In southern Ecuador, a women-led agricultural program offers valuable lessons on sustainable farming methods, but also how to end violence.

Photo of women walking in Ecuador

Women walking in Guangaje Ecuador

Camila Albuja

SARAGURO — Here in this corner of southern Ecuador, life seems to be like a mandala — everything is cleverly used in this ancestral system of circular production. But the women of Saraguro had to fight and resist to make their way of life, protecting the local water and the seeds. When weaving, the women share and take care of each other, also weaving a sense of community.

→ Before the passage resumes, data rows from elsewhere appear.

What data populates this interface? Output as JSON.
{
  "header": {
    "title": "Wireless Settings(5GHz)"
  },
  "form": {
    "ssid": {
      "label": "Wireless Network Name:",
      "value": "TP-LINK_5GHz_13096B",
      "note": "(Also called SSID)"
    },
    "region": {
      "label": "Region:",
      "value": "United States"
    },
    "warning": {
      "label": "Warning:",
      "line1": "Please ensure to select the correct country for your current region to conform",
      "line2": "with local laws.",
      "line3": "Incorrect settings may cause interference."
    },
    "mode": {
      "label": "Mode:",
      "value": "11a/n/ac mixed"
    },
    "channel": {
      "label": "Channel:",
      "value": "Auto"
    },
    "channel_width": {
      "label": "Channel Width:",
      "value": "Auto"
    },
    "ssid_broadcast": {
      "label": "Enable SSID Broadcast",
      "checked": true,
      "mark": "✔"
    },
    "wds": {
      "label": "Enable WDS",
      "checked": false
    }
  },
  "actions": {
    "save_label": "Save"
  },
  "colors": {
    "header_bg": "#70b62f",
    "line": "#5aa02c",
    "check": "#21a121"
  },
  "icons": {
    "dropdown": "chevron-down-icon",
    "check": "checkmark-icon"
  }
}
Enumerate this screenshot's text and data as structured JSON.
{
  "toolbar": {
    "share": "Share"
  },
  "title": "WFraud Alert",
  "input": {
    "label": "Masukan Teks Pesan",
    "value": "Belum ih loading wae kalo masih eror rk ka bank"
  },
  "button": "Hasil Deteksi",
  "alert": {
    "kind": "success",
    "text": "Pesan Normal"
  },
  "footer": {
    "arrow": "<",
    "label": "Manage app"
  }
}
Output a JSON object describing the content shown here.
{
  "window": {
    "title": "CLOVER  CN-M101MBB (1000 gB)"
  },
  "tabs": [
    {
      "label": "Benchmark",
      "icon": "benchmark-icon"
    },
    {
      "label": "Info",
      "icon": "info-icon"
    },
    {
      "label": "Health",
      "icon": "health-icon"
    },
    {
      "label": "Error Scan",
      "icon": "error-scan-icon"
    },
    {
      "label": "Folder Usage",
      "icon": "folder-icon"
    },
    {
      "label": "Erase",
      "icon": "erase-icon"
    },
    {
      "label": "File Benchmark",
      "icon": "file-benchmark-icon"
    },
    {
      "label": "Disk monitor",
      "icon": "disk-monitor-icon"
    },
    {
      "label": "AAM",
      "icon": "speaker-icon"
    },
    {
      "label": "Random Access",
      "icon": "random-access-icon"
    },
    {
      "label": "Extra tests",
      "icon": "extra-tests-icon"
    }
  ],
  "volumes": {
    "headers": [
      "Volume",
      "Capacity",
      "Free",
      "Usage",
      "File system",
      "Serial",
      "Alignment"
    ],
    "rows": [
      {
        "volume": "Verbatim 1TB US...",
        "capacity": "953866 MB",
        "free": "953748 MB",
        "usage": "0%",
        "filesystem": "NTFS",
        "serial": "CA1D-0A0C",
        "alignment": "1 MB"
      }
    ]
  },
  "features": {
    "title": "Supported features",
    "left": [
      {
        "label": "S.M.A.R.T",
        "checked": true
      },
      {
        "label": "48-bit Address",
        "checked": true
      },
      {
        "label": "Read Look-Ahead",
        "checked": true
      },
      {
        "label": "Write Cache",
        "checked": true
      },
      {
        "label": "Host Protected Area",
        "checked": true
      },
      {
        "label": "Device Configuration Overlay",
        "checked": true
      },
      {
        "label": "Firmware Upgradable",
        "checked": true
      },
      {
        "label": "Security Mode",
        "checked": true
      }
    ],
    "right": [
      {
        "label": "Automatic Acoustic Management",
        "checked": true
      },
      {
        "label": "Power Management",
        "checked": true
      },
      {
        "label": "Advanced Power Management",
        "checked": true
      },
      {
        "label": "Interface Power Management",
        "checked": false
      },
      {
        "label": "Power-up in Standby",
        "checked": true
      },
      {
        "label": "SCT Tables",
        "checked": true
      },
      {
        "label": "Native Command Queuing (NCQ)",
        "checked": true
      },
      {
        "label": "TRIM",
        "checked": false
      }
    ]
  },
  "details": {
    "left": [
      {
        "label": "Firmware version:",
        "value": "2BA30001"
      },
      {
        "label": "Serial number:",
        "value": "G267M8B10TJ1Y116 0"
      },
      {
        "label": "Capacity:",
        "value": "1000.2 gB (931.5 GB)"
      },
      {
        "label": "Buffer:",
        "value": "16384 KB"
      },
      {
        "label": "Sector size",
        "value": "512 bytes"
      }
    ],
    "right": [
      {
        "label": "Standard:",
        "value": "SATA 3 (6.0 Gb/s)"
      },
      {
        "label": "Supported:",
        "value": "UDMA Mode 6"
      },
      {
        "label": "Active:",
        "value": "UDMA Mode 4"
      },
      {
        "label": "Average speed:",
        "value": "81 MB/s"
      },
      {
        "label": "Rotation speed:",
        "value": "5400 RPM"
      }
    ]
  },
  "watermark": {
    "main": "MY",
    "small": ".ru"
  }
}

With the wrinkled tips of her fingers, Mercedes Quizhpe, an indigenous woman from the Kichwa Saraguro people, washes one by one the freshly harvested vegetables from her garden. Standing on a small bench, with her hands plunged into the strong torrent of icy water and the bone-chilling early morning breeze, she checks that each one of her vegetables is ready for fair day. Her actions hold a life of historical resistance, one that prioritizes the care of life through the defense of territory and food sovereignty.

Mercedes' way of life is also one that holds many potential lessons for how to do agriculture and tourism better.

In the province of Loja, work begins before sunrise. At 5:00 a.m., the barking of dogs, the guardians of each house, starts. There is that characteristic smell of damp earth from the morning dew. Sheep bah uninterruptedly through the day. With all this life around, the crowing of early-rising roosters doesn't sound so lonely.